Time is short, and I do not have time to mention everything, but the hon. Member for Kingston upon Hull West and Hessle mentioned nursing, a perfect example of the pathway for progression that I want to see from level 2 right up to level 6. In construction, an employer in Gosport has done a wonderful map that shows young people where they can progress—right up to project manager and beyond. When I was in Bristol, where a lot of work is being done on diversity in apprenticeships, I saw what looked like a tube map, where people can see where they can get on and off their route. Of course, people can go in other directions: they might well do a level 2 in business admin and then go into nursing or end up doing a level 6 in a completely different discipline. That is exactly the area that I want to concentrate on. I spent a lot of time getting business working with the levy and getting the system up and running, but now what matters to me is progression.
With respect to the drop in level 2 apprenticeships, which was mentioned earlier, we are not absolutely sure what is behind the figures. Some 90%[Official Report, 9 January 2019, Vol. 652, c. 6MC.] of starts are still at levels 2 and 3, and of course employment is high, but we need to dig deeper. What matters to me is the people I meet, like the young man I met who got chucked out of college twice, got a level 2 apprenticeship with Virgin Media, skipped level 3, did a level 4—
I know—you have 30 seconds.
That young man skipped level 5 and is now doing a level 6. He said to me, “I am a miracle.” That is what this is about: giving people that second chance. I am sorry that I do not have time to say any more.
I am really grateful to all hon. Members who took part in the debate. I agree with everybody who said that this is such an important subject and that we should concentrate much more on it, because it is about the future of our country, of our children and of our economy.
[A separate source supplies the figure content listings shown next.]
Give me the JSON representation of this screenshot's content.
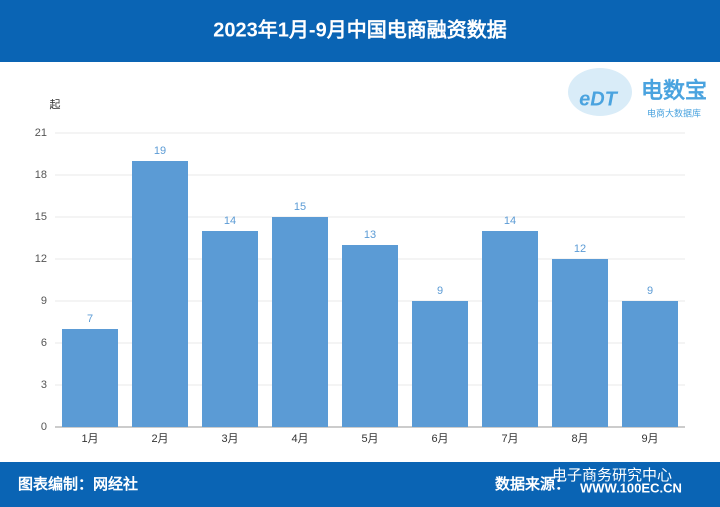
{
  "chart_data": {
    "type": "bar",
    "title": "2023年1月-9月中国电商融资数据",
    "y_label": "起",
    "categories": [
      "1月",
      "2月",
      "3月",
      "4月",
      "5月",
      "6月",
      "7月",
      "8月",
      "9月"
    ],
    "values": [
      7,
      19,
      14,
      15,
      13,
      9,
      14,
      12,
      9
    ],
    "color": "#5b9bd5",
    "ylim": [
      0,
      21
    ],
    "yticks": [
      0,
      3,
      6,
      9,
      12,
      15,
      18,
      21
    ],
    "grid": true
  },
  "logo": {
    "mark": "eDT",
    "name": "电数宝",
    "tagline": "电商大数据库"
  },
  "footer": {
    "left": "图表编制：网经社",
    "right": "数据来源：",
    "watermark": "电子商务研究中心",
    "watermark_url": "WWW.100EC.CN"
  }
}
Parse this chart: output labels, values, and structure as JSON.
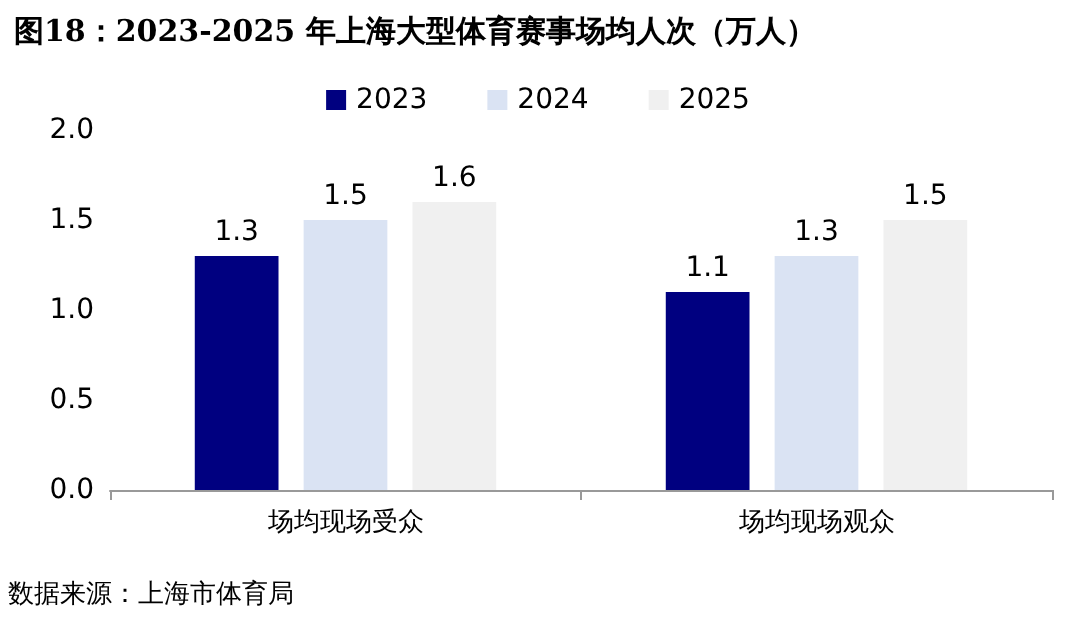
{
  "chart_data": {
    "type": "bar",
    "title": "图18：2023-2025 年上海大型体育赛事场均人次（万人）",
    "categories": [
      "场均现场受众",
      "场均现场观众"
    ],
    "series": [
      {
        "name": "2023",
        "color": "#000080",
        "values": [
          1.3,
          1.1
        ]
      },
      {
        "name": "2024",
        "color": "#dae3f3",
        "values": [
          1.5,
          1.3
        ]
      },
      {
        "name": "2025",
        "color": "#f0f0f0",
        "values": [
          1.6,
          1.5
        ]
      }
    ],
    "ylim": [
      0,
      2
    ],
    "yticks": [
      {
        "value": 0,
        "label": "0.0"
      },
      {
        "value": 0.5,
        "label": "0.5"
      },
      {
        "value": 1,
        "label": "1.0"
      },
      {
        "value": 1.5,
        "label": "1.5"
      },
      {
        "value": 2,
        "label": "2.0"
      }
    ],
    "data_labels": true,
    "grid": false,
    "legend": "top",
    "annotations": [
      "数据来源：上海市体育局"
    ]
  }
}
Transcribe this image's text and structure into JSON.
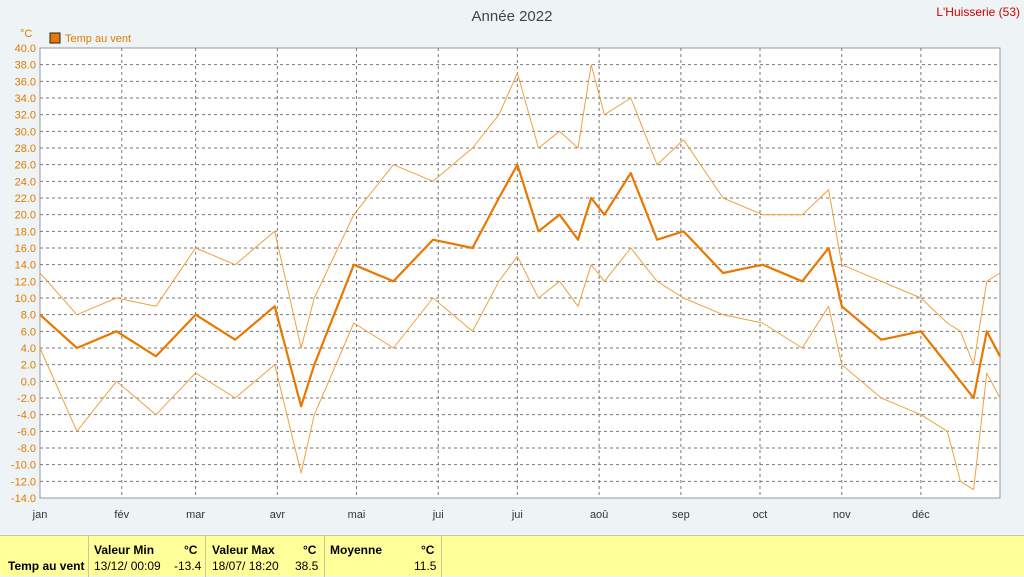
{
  "corner_label": "L'Huisserie (53)",
  "chart_data": {
    "type": "line",
    "title": "Année 2022",
    "ylabel": "°C",
    "ylim": [
      -14,
      40
    ],
    "ytick_step": 2,
    "grid": true,
    "legend_position": "top-left",
    "months": [
      "jan",
      "fév",
      "mar",
      "avr",
      "mai",
      "jui",
      "jui",
      "aoû",
      "sep",
      "oct",
      "nov",
      "déc"
    ],
    "x_days": [
      1,
      15,
      30,
      45,
      60,
      75,
      90,
      100,
      105,
      120,
      135,
      150,
      165,
      175,
      182,
      190,
      198,
      205,
      210,
      215,
      225,
      235,
      245,
      260,
      275,
      290,
      300,
      305,
      320,
      335,
      345,
      350,
      355,
      360,
      365
    ],
    "series": [
      {
        "name": "Temp au vent",
        "role": "mean",
        "color": "#e87800",
        "values": [
          8,
          4,
          6,
          3,
          8,
          5,
          9,
          -3,
          2,
          14,
          12,
          17,
          16,
          22,
          26,
          18,
          20,
          17,
          22,
          20,
          25,
          17,
          18,
          13,
          14,
          12,
          16,
          9,
          5,
          6,
          2,
          0,
          -2,
          6,
          3
        ]
      },
      {
        "role": "max",
        "color": "#f0a040",
        "values": [
          13,
          8,
          10,
          9,
          16,
          14,
          18,
          4,
          10,
          20,
          26,
          24,
          28,
          32,
          37,
          28,
          30,
          28,
          38,
          32,
          34,
          26,
          29,
          22,
          20,
          20,
          23,
          14,
          12,
          10,
          7,
          6,
          2,
          12,
          13
        ]
      },
      {
        "role": "min",
        "color": "#f0a040",
        "values": [
          4,
          -6,
          0,
          -4,
          1,
          -2,
          2,
          -11,
          -4,
          7,
          4,
          10,
          6,
          12,
          15,
          10,
          12,
          9,
          14,
          12,
          16,
          12,
          10,
          8,
          7,
          4,
          9,
          2,
          -2,
          -4,
          -6,
          -12,
          -13,
          1,
          -2
        ]
      }
    ]
  },
  "stats": {
    "row_label": "Temp au vent",
    "min": {
      "header": "Valeur Min",
      "unit": "°C",
      "when": "13/12/  00:09",
      "value": "-13.4"
    },
    "max": {
      "header": "Valeur Max",
      "unit": "°C",
      "when": "18/07/  18:20",
      "value": "38.5"
    },
    "avg": {
      "header": "Moyenne",
      "unit": "°C",
      "value": "11.5"
    }
  }
}
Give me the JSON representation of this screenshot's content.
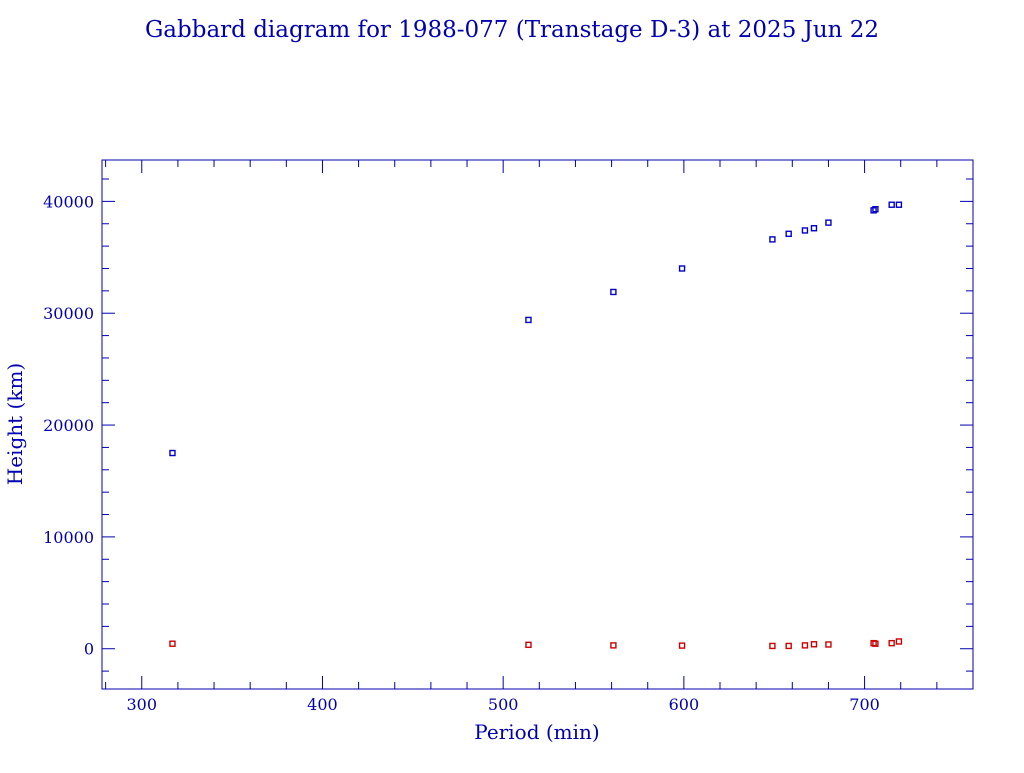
{
  "colors": {
    "axis": "#0000b0",
    "apogee": "#0000cc",
    "perigee": "#cc0000",
    "background": "#ffffff"
  },
  "chart_data": {
    "type": "scatter",
    "title": "Gabbard diagram for 1988-077 (Transtage D-3) at 2025 Jun 22",
    "xlabel": "Period (min)",
    "ylabel": "Height (km)",
    "xlim": [
      278,
      760
    ],
    "ylim": [
      -3600,
      43700
    ],
    "xticks": [
      300,
      400,
      500,
      600,
      700
    ],
    "yticks": [
      0,
      10000,
      20000,
      30000,
      40000
    ],
    "grid": false,
    "series": [
      {
        "key": "apogee",
        "color": "#0000cc",
        "points": [
          [
            317,
            17500
          ],
          [
            514,
            29400
          ],
          [
            561,
            31900
          ],
          [
            599,
            34000
          ],
          [
            649,
            36600
          ],
          [
            658,
            37100
          ],
          [
            667,
            37400
          ],
          [
            672,
            37600
          ],
          [
            680,
            38100
          ],
          [
            705,
            39200
          ],
          [
            706,
            39300
          ],
          [
            715,
            39700
          ],
          [
            719,
            39700
          ]
        ]
      },
      {
        "key": "perigee",
        "color": "#cc0000",
        "points": [
          [
            317,
            450
          ],
          [
            514,
            350
          ],
          [
            561,
            300
          ],
          [
            599,
            280
          ],
          [
            649,
            250
          ],
          [
            658,
            250
          ],
          [
            667,
            300
          ],
          [
            672,
            400
          ],
          [
            680,
            380
          ],
          [
            705,
            500
          ],
          [
            706,
            450
          ],
          [
            715,
            500
          ],
          [
            719,
            650
          ]
        ]
      }
    ]
  }
}
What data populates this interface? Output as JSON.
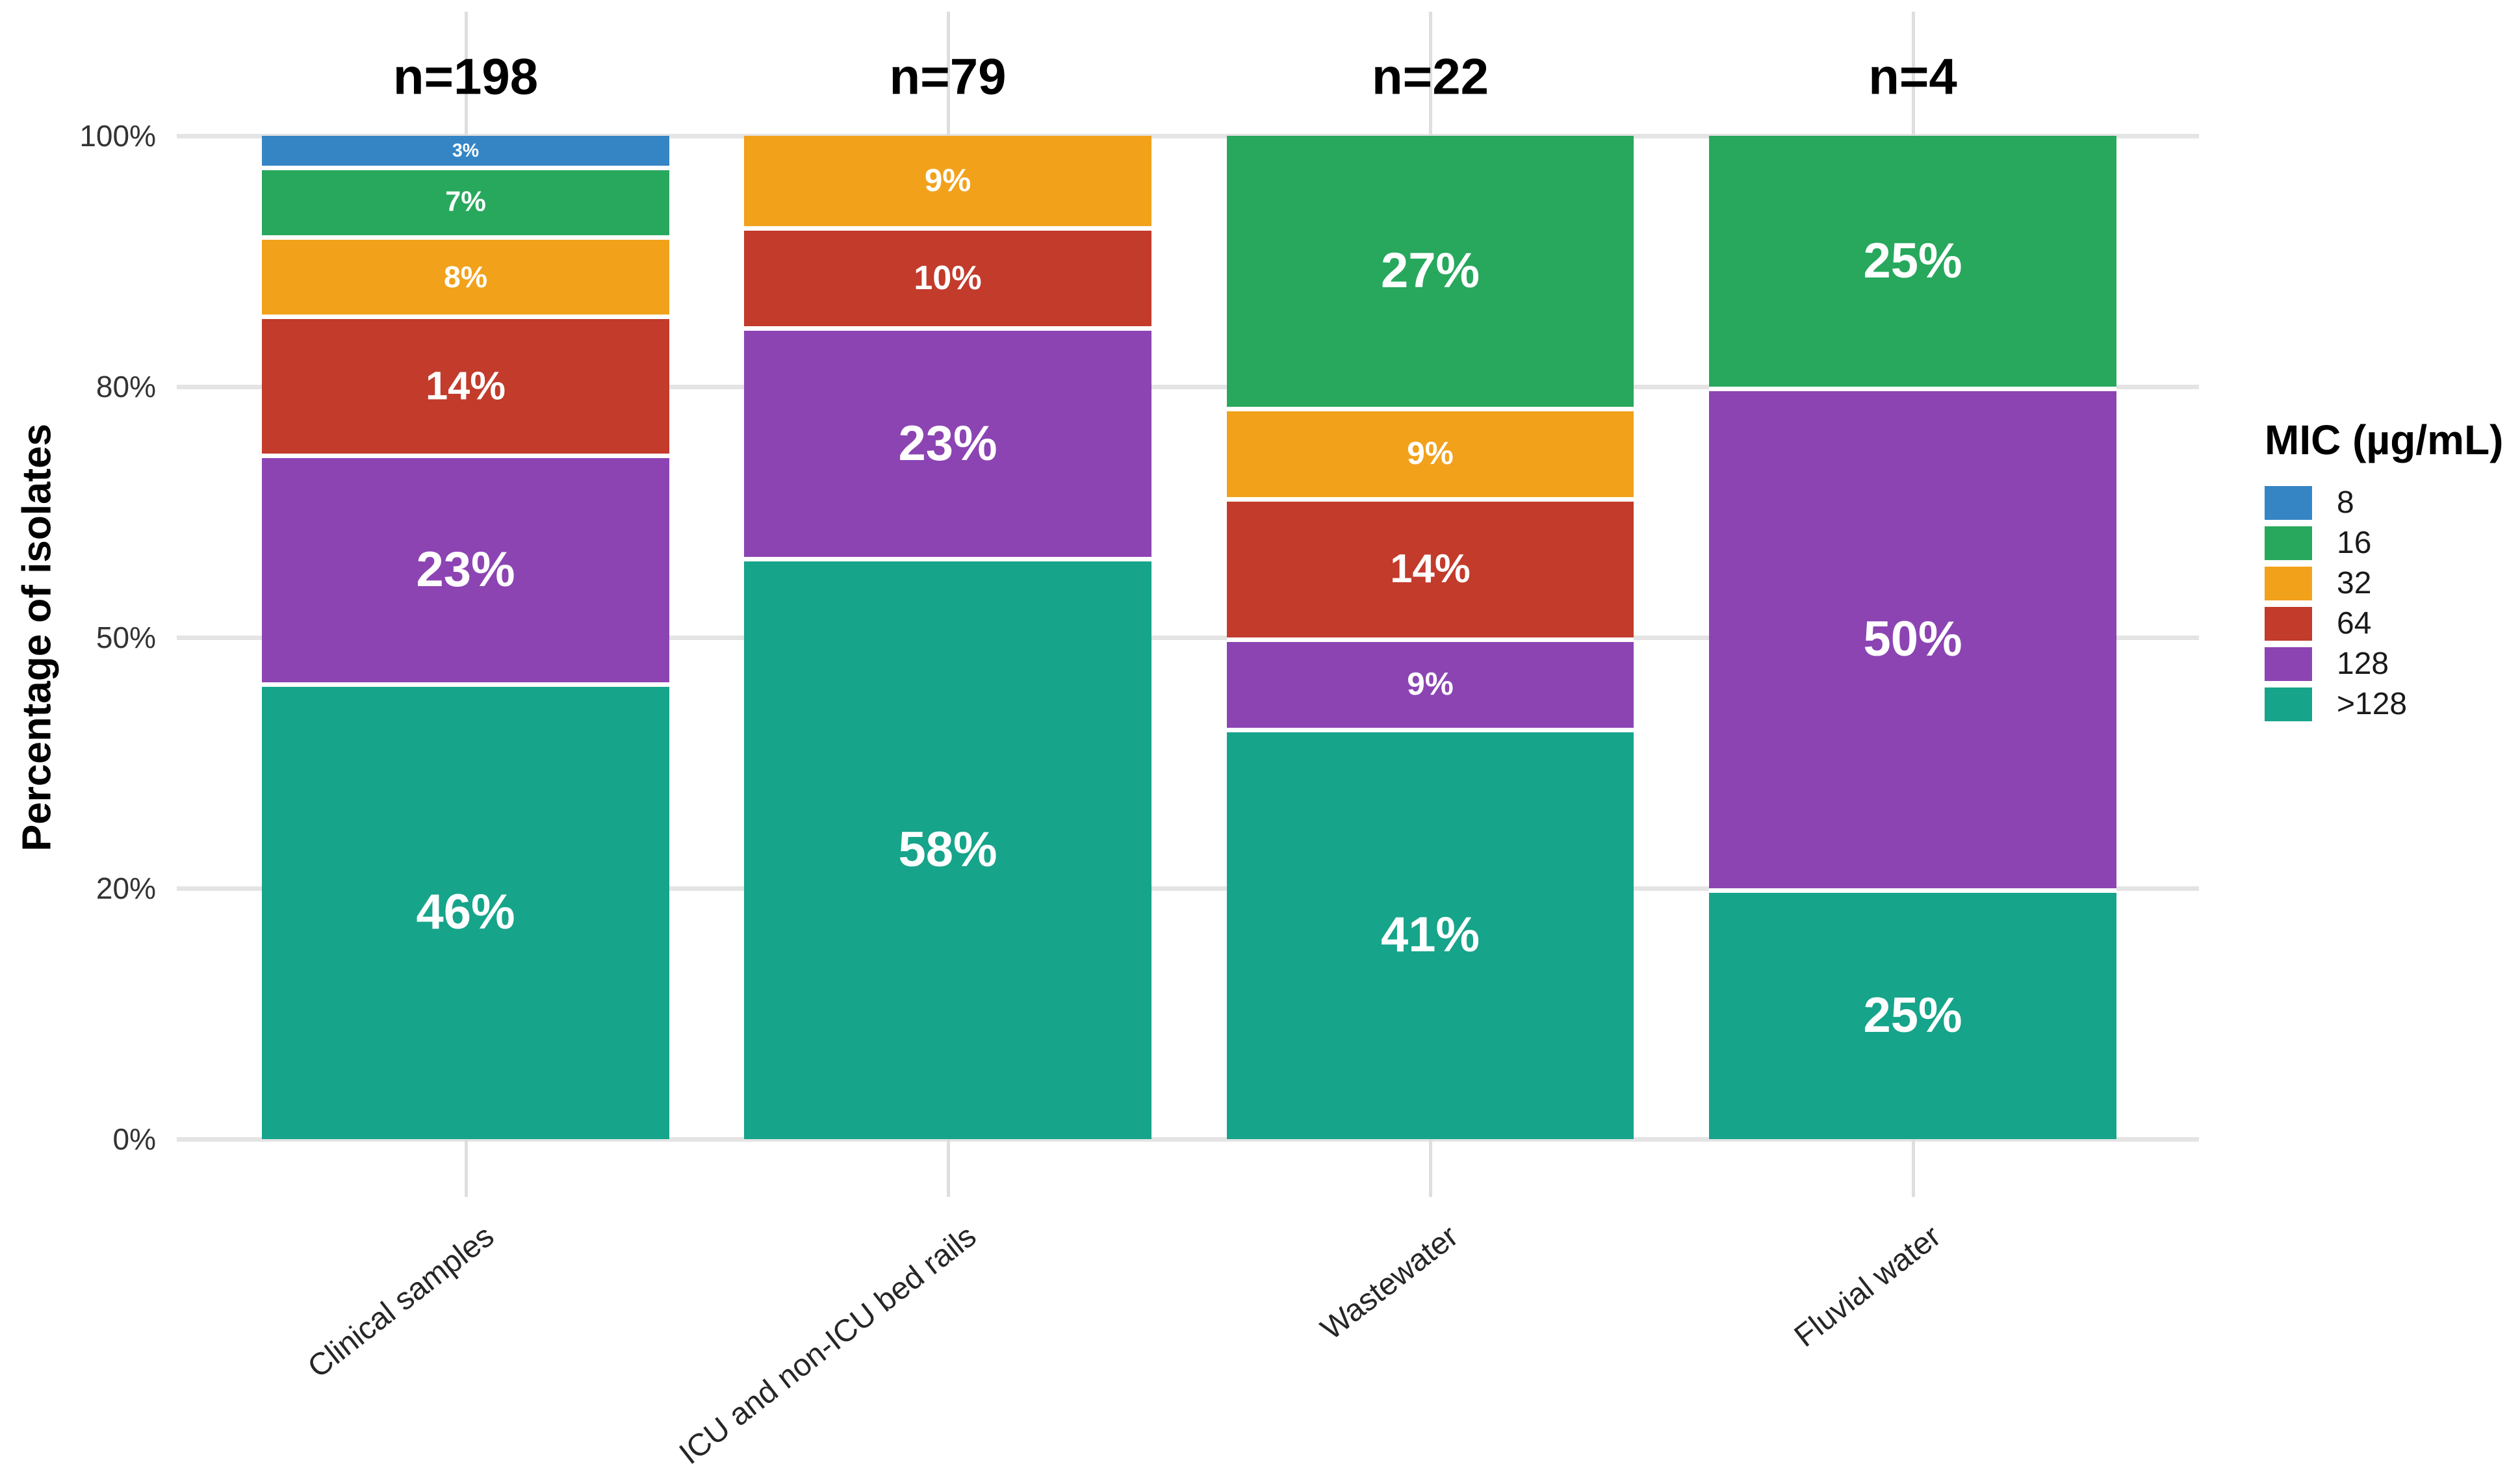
{
  "chart_data": {
    "type": "bar",
    "stacked": true,
    "percent_scale": true,
    "ylabel": "Percentage of isolates",
    "xlabel": "",
    "legend_title": "MIC (µg/mL)",
    "legend_position": "right",
    "grid": true,
    "ylim": [
      0,
      100
    ],
    "y_ticks": [
      {
        "value": 0,
        "label": "0%"
      },
      {
        "value": 20,
        "label": "20%"
      },
      {
        "value": 50,
        "label": "50%"
      },
      {
        "value": 80,
        "label": "80%"
      },
      {
        "value": 100,
        "label": "100%"
      }
    ],
    "y_ticks_equally_spaced": true,
    "categories": [
      "Clinical samples",
      "ICU and non-ICU bed rails",
      "Wastewater",
      "Fluvial water"
    ],
    "n_labels": [
      "n=198",
      "n=79",
      "n=22",
      "n=4"
    ],
    "mic_levels": [
      {
        "mic": "8",
        "color": "#3585c5"
      },
      {
        "mic": "16",
        "color": "#27a85c"
      },
      {
        "mic": "32",
        "color": "#f2a11b"
      },
      {
        "mic": "64",
        "color": "#c23b2b"
      },
      {
        "mic": "128",
        "color": "#8c44b3"
      },
      {
        "mic": ">128",
        "color": "#16a48a"
      }
    ],
    "bars": [
      {
        "category": "Clinical samples",
        "n_label": "n=198",
        "segments_top_to_bottom": [
          {
            "mic": "8",
            "pct": 3,
            "label": "3%"
          },
          {
            "mic": "16",
            "pct": 7,
            "label": "7%"
          },
          {
            "mic": "32",
            "pct": 8,
            "label": "8%"
          },
          {
            "mic": "64",
            "pct": 14,
            "label": "14%"
          },
          {
            "mic": "128",
            "pct": 23,
            "label": "23%"
          },
          {
            "mic": ">128",
            "pct": 46,
            "label": "46%"
          }
        ]
      },
      {
        "category": "ICU and non-ICU bed rails",
        "n_label": "n=79",
        "segments_top_to_bottom": [
          {
            "mic": "32",
            "pct": 9,
            "label": "9%"
          },
          {
            "mic": "64",
            "pct": 10,
            "label": "10%"
          },
          {
            "mic": "128",
            "pct": 23,
            "label": "23%"
          },
          {
            "mic": ">128",
            "pct": 58,
            "label": "58%"
          }
        ]
      },
      {
        "category": "Wastewater",
        "n_label": "n=22",
        "segments_top_to_bottom": [
          {
            "mic": "16",
            "pct": 27,
            "label": "27%"
          },
          {
            "mic": "32",
            "pct": 9,
            "label": "9%"
          },
          {
            "mic": "64",
            "pct": 14,
            "label": "14%"
          },
          {
            "mic": "128",
            "pct": 9,
            "label": "9%"
          },
          {
            "mic": ">128",
            "pct": 41,
            "label": "41%"
          }
        ]
      },
      {
        "category": "Fluvial water",
        "n_label": "n=4",
        "segments_top_to_bottom": [
          {
            "mic": "16",
            "pct": 25,
            "label": "25%"
          },
          {
            "mic": "128",
            "pct": 50,
            "label": "50%"
          },
          {
            "mic": ">128",
            "pct": 25,
            "label": "25%"
          }
        ]
      }
    ]
  }
}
The Minister mentioned the national retraining scheme, a joint initiative with the TUC and the CBI. I look forward to seeing the details of that scheme, which will be really important.
When I said that some apprenticeships were not worth the paper they are written on, I did say “some”—I commented that I meant those apprenticeships with little or no training.
It is fantastic that we all agreed on the urgency of getting our skills policy right, to ensure that our economy delivers for everybody in all places. The jobs and skills mismatch is not down to individuals on the supply side. We have to stimulate and organise demand for skills through the Government empowering sectors and regions; it cannot just rest on the shoulders of individuals.
Motion lapsed (Standing Order No. 10(6)).